Qingdao Cruise Terminal’s angular facade references boats’ sails
Shenzhen firm Mozhao Atelier and Jing Studio designed the Qingdao Cruise Terminal for a site on the pier lining the entrance to the city’s main port.
The pier itself has been redeveloped to accommodate a park and other recreational services, with the terminal building contributing to the area’s public function by hosting exhibitions in its arrival and departure halls.
Landscaping around the building is intended to offer a welcoming green space that is differentiated from the industrial surroundings of the port.
Once completed, the adjacent park and network of pathways will form gardens providing access to the terminal and a harbour offering yacht rental services.
The south side of the cruise terminal is sheltered from the prevailing northwest winter winds and looks out onto the landscaped areas.
This elevation features a stepped configuration with external decks sheltered beneath angular, sail-like roof sections.
“For this project, inspiration for the architectural form came from the sail, which is famous in Qingdao, the city of sailing, as well as the rows of pitched roofs from Qingdao’s historical architecture,” said the architects.
The folded shapes of the roof transition into the supporting struts of a steel facade that is left exposed to emphasise the raw form of the engineering.
Rather than concealing this structure behind a curtain facade, the triangular sections are filled in with an aluminium grating that provides shade while allowing plenty of natural light to reach the interior.
Outdoor platforms on the third floor of the north facade offer further opportunities for taking in views of the sea.
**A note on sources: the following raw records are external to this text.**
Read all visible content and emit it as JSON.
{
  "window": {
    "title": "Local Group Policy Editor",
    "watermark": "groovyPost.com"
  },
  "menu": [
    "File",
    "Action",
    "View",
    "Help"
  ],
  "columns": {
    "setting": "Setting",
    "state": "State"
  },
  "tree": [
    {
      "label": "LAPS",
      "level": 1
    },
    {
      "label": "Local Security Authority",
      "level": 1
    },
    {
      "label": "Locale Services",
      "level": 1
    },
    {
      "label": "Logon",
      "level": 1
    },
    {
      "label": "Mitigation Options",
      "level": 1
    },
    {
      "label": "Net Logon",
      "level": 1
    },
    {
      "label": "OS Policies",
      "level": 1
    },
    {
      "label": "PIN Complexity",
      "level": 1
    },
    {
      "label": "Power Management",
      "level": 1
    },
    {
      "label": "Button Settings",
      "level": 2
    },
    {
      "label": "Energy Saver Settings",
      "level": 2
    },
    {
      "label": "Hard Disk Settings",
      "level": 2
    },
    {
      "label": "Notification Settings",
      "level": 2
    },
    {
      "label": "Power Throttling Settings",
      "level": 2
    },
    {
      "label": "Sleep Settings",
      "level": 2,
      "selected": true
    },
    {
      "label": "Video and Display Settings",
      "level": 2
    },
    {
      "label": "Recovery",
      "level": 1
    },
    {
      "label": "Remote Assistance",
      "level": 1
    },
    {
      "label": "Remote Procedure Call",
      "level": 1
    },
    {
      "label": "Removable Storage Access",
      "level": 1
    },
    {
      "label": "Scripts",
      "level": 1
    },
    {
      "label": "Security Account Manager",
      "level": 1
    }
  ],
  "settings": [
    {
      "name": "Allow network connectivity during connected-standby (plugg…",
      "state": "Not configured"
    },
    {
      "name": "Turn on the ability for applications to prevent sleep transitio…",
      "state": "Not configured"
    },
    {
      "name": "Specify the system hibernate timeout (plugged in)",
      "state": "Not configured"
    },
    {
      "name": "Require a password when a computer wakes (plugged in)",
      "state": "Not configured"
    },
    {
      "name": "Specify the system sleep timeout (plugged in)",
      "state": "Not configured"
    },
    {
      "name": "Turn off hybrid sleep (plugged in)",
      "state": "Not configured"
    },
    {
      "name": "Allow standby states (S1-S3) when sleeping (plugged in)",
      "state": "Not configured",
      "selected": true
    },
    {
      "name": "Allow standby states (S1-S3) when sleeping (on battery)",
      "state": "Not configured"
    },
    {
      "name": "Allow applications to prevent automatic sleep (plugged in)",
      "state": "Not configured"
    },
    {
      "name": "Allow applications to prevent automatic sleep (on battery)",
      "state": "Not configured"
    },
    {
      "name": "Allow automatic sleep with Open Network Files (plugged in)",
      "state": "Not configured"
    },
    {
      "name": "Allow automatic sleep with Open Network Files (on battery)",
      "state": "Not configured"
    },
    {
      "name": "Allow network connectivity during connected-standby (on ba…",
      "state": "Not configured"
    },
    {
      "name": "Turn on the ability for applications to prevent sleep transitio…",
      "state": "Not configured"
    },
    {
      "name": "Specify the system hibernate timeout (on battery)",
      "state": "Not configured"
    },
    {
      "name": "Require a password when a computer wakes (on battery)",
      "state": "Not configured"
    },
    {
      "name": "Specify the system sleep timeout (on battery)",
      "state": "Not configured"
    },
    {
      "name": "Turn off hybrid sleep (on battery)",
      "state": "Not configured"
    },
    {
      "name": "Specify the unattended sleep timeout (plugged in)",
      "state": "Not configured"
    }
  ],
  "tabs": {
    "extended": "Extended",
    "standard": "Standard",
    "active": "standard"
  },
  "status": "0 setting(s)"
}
These areas are intended to reference the decks of a ship and can be used for various activities.
Throughout the interior, the roof is displayed wherever possible to provide passengers with a constant connection to the building’s impressive structure.
In the arrival and departure hall on the ground floor, a ceiling featuring folded metal panels echoes the geometry of the facades.
Lifts and elevators transport passengers to the foyer and waiting areas on the first floor, where bands of skylights interspersed with aluminium beams create a rhythm of light and shadow along the length of the large hall.
At night the building is illuminated from within and floodlights at the base of the triangular facade sections transform the terminal into a beacon that is visible from the city.